High Throughput Genomics (HTG) presented its qNPA™ technology based on a nuclease protection assay for predictive multiplexed gene expression diagnostics. The qNPA platform offers several advantages, according to Bruce Seligmann, Ph.D., SCO and vp R&D at HTG: whole assay CV’s <10%; detection of <1.2-fold changes; single copy gene sensitivity at 1,000 cells; multiplexed mRNA and miRNA measures; and suitability for use with fresh tissue samples, archived FFPE tissue, or fixed and sorted cells.

Researchers from the University of Illinois at Urbana-Champaign have developed a colorimetric “dipstick” test for molecular diagnosis of a range of targets based on functional DNA nanotechnology. Yi Lu, Ph.D., professor of chemistry, described the detection of metabolites—such as metal ions and organic molecules—as “a new approach for diagnostics.”

Dr. Lu’s group chose to utilize functional DNA because it is biocompatible and cost effective, stable under harsh conditions, generally nonimmunogenic, can be denatured and renatured repeatedly, and can be readily modified to generate a signal.
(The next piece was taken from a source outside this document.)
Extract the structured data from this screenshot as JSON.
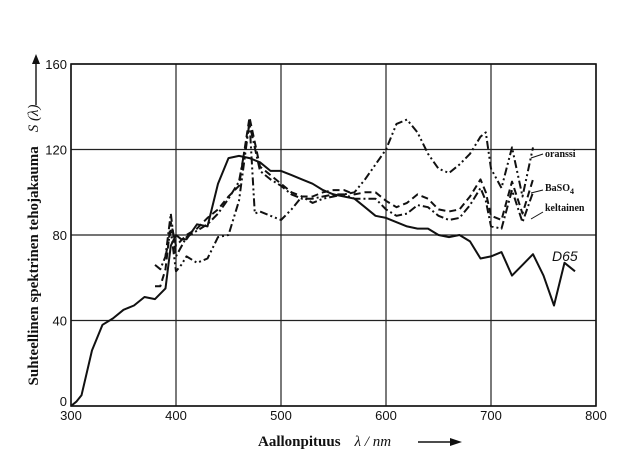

Additionally, DNA can recognize a variety of molecular targets, both large and small.

Dr. Lu presented a general method to convert DNAzymes into fluorescent sensors using catalytic molecular beacons and described the design of a simple colorimetric biosensor that functions like pH paper. The method incorporates both positive selection for target detection and negative selection to reduce unwanted activity.

The ability to detect cancerous lesions at an earlier and smaller stage will drive changes in clinical care. James Mulshine, M.D., professor and director, Rush Translational Sciences Consortium at Rush University Medical Center in Chicago, discussed the impact of high resolution computed tomography (CT) on lung cancer management.

“CT resolution has been doubling every two years for more than a decade,” said Dr. Mulshine, and “image-processing capabilities are rapidly evolving.” Higher resolution CT imaging is allowing clinicians to measure tumor volume with greater accuracy and to monitor changes in tumor volume over time and in response to drug treatment.